As with Part c., argue whether you think think the policy is reasonable and illustrate
by considering, for example, some of the trajectories the robot undertakes.
[20 marks]
f. Suppose the robot is unsure of its next state due to a malfunctioning local planner.
This can be modelled as a nature action. Luckily, the cleaning robot has been fitted
with a uncertainty modelling mechanism. Specifically, the robot can model the
uncertainty with the transition probability function of the form
Pss′ = P(s′|s, a) = P[St+1 = s′|St = s, At = a] (1)
where s′ is the next state, s is the current state, t is the current step and a is the
action. With this new stochastic environment, describe how your approach in policy
iteration and evaluation changes.
[10 marks]
[Total 180 marks]
Video Submission
Please note that the video is not separately marked or graded. However, you must submit a
video if your coursework mark is to count. The reason for providing a video is to help reduce
the prevalence of plagiarism. We are not looking to mark / penalise presentation skills.
In your video, you will discuss your solution for each part you attempted for the coursework
above. Each video will feature all the members of the team. Each member of the team will
be expected to speak for at least a minute, and the overall video should run between 3 and 10
minutes. (Please note that there is no assumption that longer is better. Rather, producing a very
compact short video can take a very long amount of time, which is not the intent of this task.)
The video should include the following:
• An introduction to the team. Each team member must introduce themselves on camera.

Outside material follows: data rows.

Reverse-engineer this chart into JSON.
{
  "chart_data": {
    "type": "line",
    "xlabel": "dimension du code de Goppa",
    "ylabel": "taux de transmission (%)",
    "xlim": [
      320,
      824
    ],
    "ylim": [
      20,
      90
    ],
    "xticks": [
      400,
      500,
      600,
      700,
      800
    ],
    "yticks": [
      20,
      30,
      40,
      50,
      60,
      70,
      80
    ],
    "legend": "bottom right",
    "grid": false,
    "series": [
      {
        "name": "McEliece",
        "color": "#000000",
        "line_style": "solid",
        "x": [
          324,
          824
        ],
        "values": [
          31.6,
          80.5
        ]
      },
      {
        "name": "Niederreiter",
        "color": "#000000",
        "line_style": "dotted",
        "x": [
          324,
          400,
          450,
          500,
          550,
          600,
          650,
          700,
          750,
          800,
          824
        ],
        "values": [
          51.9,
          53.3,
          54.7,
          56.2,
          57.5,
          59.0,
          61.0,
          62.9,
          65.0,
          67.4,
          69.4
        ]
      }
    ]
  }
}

• For each part of the coursework attempted, explain your solution. You do not need to
produced a polished presentation. It is sufficient to highlight parts of the report or code
using a mouse cursor and to discuss the presented text. Simply reading out the text of the
solution is not sufficient. Instead, you should discuss your solution and identify things
such as where the challenges lie.
• For each part of the coursework not attempted, provide a brief explanation of why this
was the case.
Recordings carried out using Zoom, Teams, etc. are more than sufficient. One idea might
be to arrange a group call in which each person in turn shares their screen and explains one of
the questions answered. If you can show videos of algorithms running in real-time this is even
more effective, but it is not mandatory.
There are a variety of ways to encode videos including the standard formats used in Zoom
or Teams. As noted, the requirement is that the video must be playable by VLC 3.0.5 or later
( (VLC is supported
on Linux, Mac and Windows. It is typically plays a much wider range of media than, say, the
Windows Media Player or the QuickTime Player.) Note that moodle has a maximum file upload
size of 160MB.
Getting Help
You are encouraged to use the assignment discussion forum to help when you get stuck. Please
check the forum regularly and try and answer each other’s questions. Notifications should
now be set up, and we will be checking the forum as often as we can and will be answering
any questions that have remained unanswered. Please note that if you have questions about
coursework, please post them to the forum directly rather than emailing me. The reason is that
all students will be able to see the reply.
Submission and Feedback
The deadline for submission is 12:00 (midday) on Monday 22nd February, 2021. Late penal-
ties will start to accrue if any element of the submission (report, code or video) has a receipt
time of 12:01 or later.